In the industrial market, the vacancy rate increased to 7.3 per cent in the first quarter from 4.2 per cent during the same period last year and seven per cent in the fourth quarter of 2015.
Kwong also noted sublease space is at an all-time high as a percentage of overall vacant space and more vacant space is expected to come.
A report by Barclay Street Real Estate confirmed as much, noting sublease space as 45 per cent of the overall total. That report predicted the vacancy rate could reach close to 24 per cent by 2018.
Coupling the vacancy problem is the expected addition of several new office towers to the skyline over the next two years, which will add an estimated several million square feet of new space to the inventory.
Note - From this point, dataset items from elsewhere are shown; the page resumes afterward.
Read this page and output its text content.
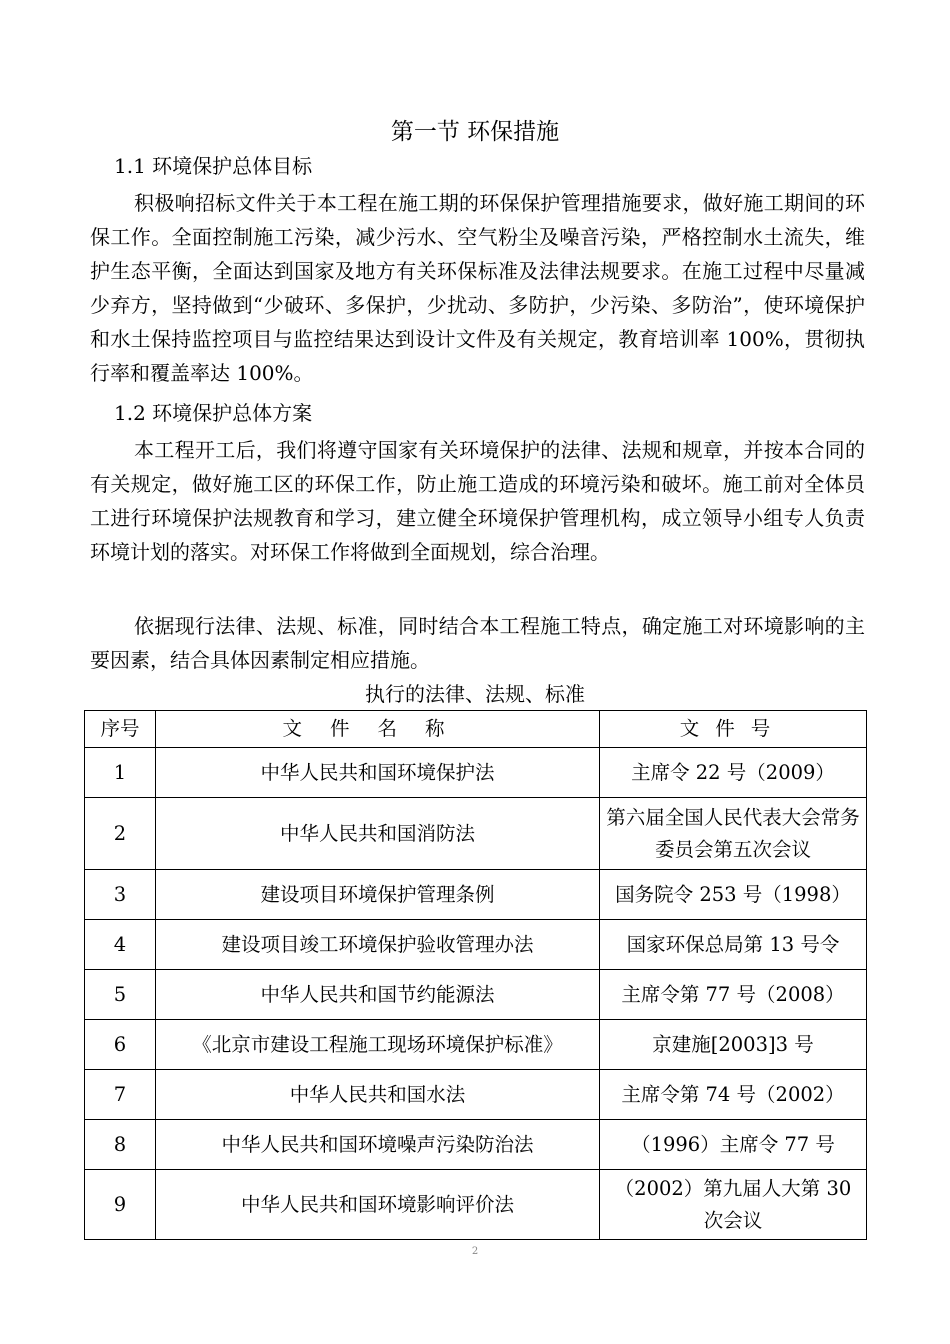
第一节 环保措施
1.1 环境保护总体目标

积极响招标文件关于本工程在施工期的环保保护管理措施要求，做好施工期间的环保工作。全面控制施工污染，减少污水、空气粉尘及噪音污染，严格控制水土流失，维护生态平衡，全面达到国家及地方有关环保标准及法律法规要求。在施工过程中尽量减少弃方，坚持做到“少破环、多保护，少扰动、多防护，少污染、多防治”，使环境保护和水土保持监控项目与监控结果达到设计文件及有关规定，教育培训率 100%，贯彻执行率和覆盖率达 100%。

1.2 环境保护总体方案

本工程开工后，我们将遵守国家有关环境保护的法律、法规和规章，并按本合同的有关规定，做好施工区的环保工作，防止施工造成的环境污染和破坏。施工前对全体员工进行环境保护法规教育和学习，建立健全环境保护管理机构，成立领导小组专人负责环境计划的落实。对环保工作将做到全面规划，综合治理。

依据现行法律、法规、标准，同时结合本工程施工特点，确定施工对环境影响的主要因素，结合具体因素制定相应措施。

执行的法律、法规、标准
序号	文件名称	文件号
1	中华人民共和国环境保护法	主席令 22 号（2009）
2	中华人民共和国消防法	第六届全国人民代表大会常务委员会第五次会议
3	建设项目环境保护管理条例	国务院令 253 号（1998）
4	建设项目竣工环境保护验收管理办法	国家环保总局第 13 号令
5	中华人民共和国节约能源法	主席令第 77 号（2008）
6	《北京市建设工程施工现场环境保护标准》	京建施[2003]3 号
7	中华人民共和国水法	主席令第 74 号（2002）
8	中华人民共和国环境噪声污染防治法	（1996）主席令 77 号
9	中华人民共和国环境影响评价法	（2002）第九届人大第 30 次会议
2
"It's the worst storm you could possibly have between no demand and just supply coming on," said Kwong.
A separate report by commercial real estate firm Cushman & Wakefield noted the overall vacancy rate over the first three months of 2016 jumped to 7.6 per cent from 4.3 per cent during the same time last year.
Brent Johannesen, vice-president of industrial sales and leasing for the company, similarly attributed the rising vacancy rate to the downturn, as well as new construction – primarily in the large-format distribution properties.
"Service and manufacturing sectors have seen the largest ratio of sublease product come to market," said Johannesen, adding that, due to the lack of new construction, the overall vacancy rate is near its projected peak and expected to trend downward toward the end of the year.
In the first quarter of the year, net absorption – which is the change in occupied space – was a negative 992,992 square feet. A year ago, it was a positive 477,738 square feet.
The average asking rent has also dropped to $9.43 per square foot this past quarter, compared to $9.96 last year.